Nathaniel Utz summed it up eloquently: “You’ve got this unique opportunity to have industry start interacting with students at a much earlier stage than their sophomore, junior, or senior year [in college]. You’re literally getting industry to interact with our talent before they even set foot on campus for the first time.”
Increasing Diversity in a Post-Affirmative Action World
While the Purdue-Lilly program targets high school seniors—a rare initiative—other pharmaceutical giants have also ventured into the realm of diversity, albeit with graduate students. Pfizer’s Breakthrough Fellowship Program, which commenced in 2021, offers juniors in college a tantalizing package: a free master’s degree, an internship, and an entry-level job within the company. AstraZeneca, in the same year, joined forces with the University of Maryland for a fellowship program aimed at pharmacy students.

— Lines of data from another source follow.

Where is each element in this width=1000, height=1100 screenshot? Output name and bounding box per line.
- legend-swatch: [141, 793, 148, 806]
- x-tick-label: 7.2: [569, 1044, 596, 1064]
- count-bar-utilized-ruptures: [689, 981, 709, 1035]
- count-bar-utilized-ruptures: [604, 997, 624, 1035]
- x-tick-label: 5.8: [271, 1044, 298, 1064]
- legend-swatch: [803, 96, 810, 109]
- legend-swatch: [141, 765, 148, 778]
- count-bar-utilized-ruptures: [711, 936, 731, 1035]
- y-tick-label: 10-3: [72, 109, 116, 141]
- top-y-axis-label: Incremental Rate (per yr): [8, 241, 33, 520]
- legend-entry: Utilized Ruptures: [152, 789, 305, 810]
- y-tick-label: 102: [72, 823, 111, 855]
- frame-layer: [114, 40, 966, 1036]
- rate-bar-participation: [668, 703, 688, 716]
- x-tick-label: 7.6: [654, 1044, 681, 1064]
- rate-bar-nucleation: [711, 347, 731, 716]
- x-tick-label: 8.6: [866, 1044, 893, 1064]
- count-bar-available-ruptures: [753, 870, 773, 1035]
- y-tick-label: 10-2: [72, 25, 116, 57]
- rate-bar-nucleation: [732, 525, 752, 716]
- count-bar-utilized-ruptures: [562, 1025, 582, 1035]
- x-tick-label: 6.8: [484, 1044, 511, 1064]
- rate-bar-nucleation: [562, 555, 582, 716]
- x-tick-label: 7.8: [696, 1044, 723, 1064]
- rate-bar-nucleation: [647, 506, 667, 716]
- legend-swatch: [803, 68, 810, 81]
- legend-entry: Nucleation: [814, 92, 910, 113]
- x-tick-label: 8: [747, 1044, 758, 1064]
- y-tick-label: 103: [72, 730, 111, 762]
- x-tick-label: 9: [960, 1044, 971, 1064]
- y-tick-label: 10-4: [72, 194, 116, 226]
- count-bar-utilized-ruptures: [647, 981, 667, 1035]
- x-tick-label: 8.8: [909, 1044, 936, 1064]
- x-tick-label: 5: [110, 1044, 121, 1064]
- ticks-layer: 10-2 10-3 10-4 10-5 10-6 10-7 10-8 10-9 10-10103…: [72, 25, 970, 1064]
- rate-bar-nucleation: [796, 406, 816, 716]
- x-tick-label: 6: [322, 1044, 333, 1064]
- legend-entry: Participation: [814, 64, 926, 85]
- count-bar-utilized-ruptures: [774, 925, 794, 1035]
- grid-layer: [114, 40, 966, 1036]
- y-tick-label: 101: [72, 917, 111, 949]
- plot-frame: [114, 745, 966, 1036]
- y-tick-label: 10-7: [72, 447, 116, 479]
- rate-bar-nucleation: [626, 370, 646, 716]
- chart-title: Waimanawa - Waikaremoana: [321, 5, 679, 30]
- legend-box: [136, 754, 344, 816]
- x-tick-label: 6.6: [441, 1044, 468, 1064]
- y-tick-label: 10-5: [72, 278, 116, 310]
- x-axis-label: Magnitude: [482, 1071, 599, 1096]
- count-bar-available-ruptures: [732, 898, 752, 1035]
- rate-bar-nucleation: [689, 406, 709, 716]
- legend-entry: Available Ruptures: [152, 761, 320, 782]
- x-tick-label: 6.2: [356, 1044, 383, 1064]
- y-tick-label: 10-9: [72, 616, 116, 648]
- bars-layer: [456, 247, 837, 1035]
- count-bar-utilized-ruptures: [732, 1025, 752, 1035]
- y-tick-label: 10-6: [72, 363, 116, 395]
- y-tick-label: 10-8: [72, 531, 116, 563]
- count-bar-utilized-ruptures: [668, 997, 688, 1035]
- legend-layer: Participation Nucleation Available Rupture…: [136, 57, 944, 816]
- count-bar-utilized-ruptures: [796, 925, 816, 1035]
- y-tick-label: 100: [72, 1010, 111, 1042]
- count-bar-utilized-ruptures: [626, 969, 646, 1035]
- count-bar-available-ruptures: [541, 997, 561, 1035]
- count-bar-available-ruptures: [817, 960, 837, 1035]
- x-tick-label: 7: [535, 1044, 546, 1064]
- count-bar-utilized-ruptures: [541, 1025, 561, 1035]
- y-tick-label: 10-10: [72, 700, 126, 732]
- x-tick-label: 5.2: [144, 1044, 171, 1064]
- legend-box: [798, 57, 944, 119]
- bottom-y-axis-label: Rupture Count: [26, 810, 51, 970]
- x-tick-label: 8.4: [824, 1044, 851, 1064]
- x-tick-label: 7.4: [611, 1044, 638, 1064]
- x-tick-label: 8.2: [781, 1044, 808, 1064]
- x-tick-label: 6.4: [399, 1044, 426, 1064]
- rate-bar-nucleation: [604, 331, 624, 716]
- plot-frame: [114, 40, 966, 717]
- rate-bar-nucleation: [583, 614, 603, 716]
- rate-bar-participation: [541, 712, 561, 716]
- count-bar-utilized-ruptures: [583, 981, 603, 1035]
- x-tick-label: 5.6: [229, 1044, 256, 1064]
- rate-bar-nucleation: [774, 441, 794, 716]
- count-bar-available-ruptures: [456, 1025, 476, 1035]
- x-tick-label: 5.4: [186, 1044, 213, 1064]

Meanwhile, Bristol Myers Squibb is blazing a trail by funding programs for both undergraduate and graduate students in collaboration with Drexel University’s College of Medicine, with a strong focus on cell and gene therapy. These initiatives complement the scholarships already offered to high school students attending a one-week STEM Summer Academy program at the university.
Wendy Clemens, Vice President of Early Development Program Lead, Oncology at Bristol Myers Squibb, eloquently captured the essence of these efforts: “Greater diversity leads to better ideas and better results. By empowering these bright minds, we’re solidifying a pipeline of students who can help drive innovations across the fields of cell and gene therapy.”
These programs arrive at a crucial juncture, with the Supreme Court’s decision to strike down affirmative action in July. This ruling has removed the option of considering race in college admissions and scholarship awards, prompting institutions to seek alternative ways to ensure diverse representation.
Nathaniel Utz, Vice President at the Office of Industry Partnerships at Purdue University, noted, “Most universities knew this was coming along, and so we’ve been out in front of it. We’ve never really used race at all.”
However, these programs represent only the tip of the iceberg, according to Lindsay Androski, President and CEO of Roivant Social Ventures. She emphasizes that significant barriers still hinder talented, diverse candidates from ascending to positions where they influence the allocation of R&D resources—a key metric of success in achieving true diversity and inclusion.